Mathematics


The Mathematics Program at WCTC offers all students an opportunity to strengthen their workplace and classroom number skills. Math is embedded in every program of study at WCTC. Our Mathematics Instructor supports individual Program Instructors with special lesson plans and activities, as needed.  Program Instructors refer struggling students for tutoring when additional support is warranted.

For students planning to attend a technical or community college in Maine after graduation, we administer the Accuplacer Exam.  This assessment is used to determine if freshmen possess the skills needed to succeed in college-level Math and English classes.  Our Mathematics and Literacy Instructors provide flexible tutoring and testing support for seniors seeking to improve their Accuplacer scores.

The Mathematics Program supports up to (20) students with academic instruction in several high-school mathematics topics including Algebra 1, Algebra 2, Geometry, Practical Math and Advanced Math.  Priority is given to seniors who are passionate about participating in a WCTC Program but need academic math credits to meet their high school graduation requirements. Students in some programs will not able to study academic math at WCTC because of scheduling conflicts; for example, students in the CNA Program are already stretched to meet state training standards and attend clinicals. Note: Academic credit is only available with the approval of school guidance counselors.

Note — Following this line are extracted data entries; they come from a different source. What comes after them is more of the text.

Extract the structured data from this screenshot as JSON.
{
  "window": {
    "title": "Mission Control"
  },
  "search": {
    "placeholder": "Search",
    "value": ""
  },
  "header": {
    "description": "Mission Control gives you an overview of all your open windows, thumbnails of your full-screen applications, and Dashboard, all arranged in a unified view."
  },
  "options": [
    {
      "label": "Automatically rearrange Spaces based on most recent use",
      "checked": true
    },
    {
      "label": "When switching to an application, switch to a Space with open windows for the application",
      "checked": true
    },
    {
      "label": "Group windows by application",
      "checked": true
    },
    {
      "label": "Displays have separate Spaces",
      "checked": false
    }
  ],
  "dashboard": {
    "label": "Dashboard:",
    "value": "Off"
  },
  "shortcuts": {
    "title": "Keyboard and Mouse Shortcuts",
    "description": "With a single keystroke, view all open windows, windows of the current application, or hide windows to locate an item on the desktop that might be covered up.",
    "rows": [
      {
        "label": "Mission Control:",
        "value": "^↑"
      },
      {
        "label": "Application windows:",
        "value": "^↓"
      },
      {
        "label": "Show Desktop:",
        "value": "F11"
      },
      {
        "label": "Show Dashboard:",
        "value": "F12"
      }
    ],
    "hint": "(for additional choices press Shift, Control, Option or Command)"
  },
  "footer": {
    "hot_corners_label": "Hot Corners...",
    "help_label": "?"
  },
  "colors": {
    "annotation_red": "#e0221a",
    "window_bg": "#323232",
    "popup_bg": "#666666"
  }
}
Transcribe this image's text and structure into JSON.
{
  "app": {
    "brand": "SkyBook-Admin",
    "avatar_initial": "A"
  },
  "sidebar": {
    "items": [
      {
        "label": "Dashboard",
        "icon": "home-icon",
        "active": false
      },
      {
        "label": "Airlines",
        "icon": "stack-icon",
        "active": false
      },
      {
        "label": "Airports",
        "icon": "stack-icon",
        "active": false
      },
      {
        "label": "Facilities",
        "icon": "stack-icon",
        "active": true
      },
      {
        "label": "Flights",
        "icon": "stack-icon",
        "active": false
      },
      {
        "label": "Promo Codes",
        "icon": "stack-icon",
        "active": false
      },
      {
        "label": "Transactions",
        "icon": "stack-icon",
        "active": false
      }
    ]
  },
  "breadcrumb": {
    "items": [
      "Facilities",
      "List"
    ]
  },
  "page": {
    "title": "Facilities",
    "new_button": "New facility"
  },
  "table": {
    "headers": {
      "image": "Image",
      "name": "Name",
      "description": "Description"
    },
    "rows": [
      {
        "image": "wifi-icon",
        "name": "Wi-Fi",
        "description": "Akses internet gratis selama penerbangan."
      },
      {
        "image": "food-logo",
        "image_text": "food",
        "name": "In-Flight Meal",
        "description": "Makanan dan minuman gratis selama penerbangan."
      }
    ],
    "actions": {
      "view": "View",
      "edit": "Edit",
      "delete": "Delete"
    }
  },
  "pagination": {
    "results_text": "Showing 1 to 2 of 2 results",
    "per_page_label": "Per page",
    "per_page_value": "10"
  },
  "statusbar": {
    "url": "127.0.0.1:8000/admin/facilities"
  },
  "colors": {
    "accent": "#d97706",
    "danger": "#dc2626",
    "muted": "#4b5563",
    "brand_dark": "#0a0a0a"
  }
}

Students who study math for credit at WCTC must be responsible, reliable and self-motivated. We spend the first quarter of each school year reviewing and rebuilding foundational skills – especially positive and negative number operations, fractions, decimals and percents.  We work in small, flexible groups using workbooks and an internet-based system called IXL.  Instruction is provided via direct and indirect coaching, without textbooks or formal lectures.

Most students who study math at WCTC start out hating math.  After rebuilding some basic skills, students begin to realize that it’s failure that they hate, not math.  After learning to do math in their heads, students start to develop confidence.  The WCTC Mathematics Program helps students discover what they CAN do, not what they CAN’T do with math.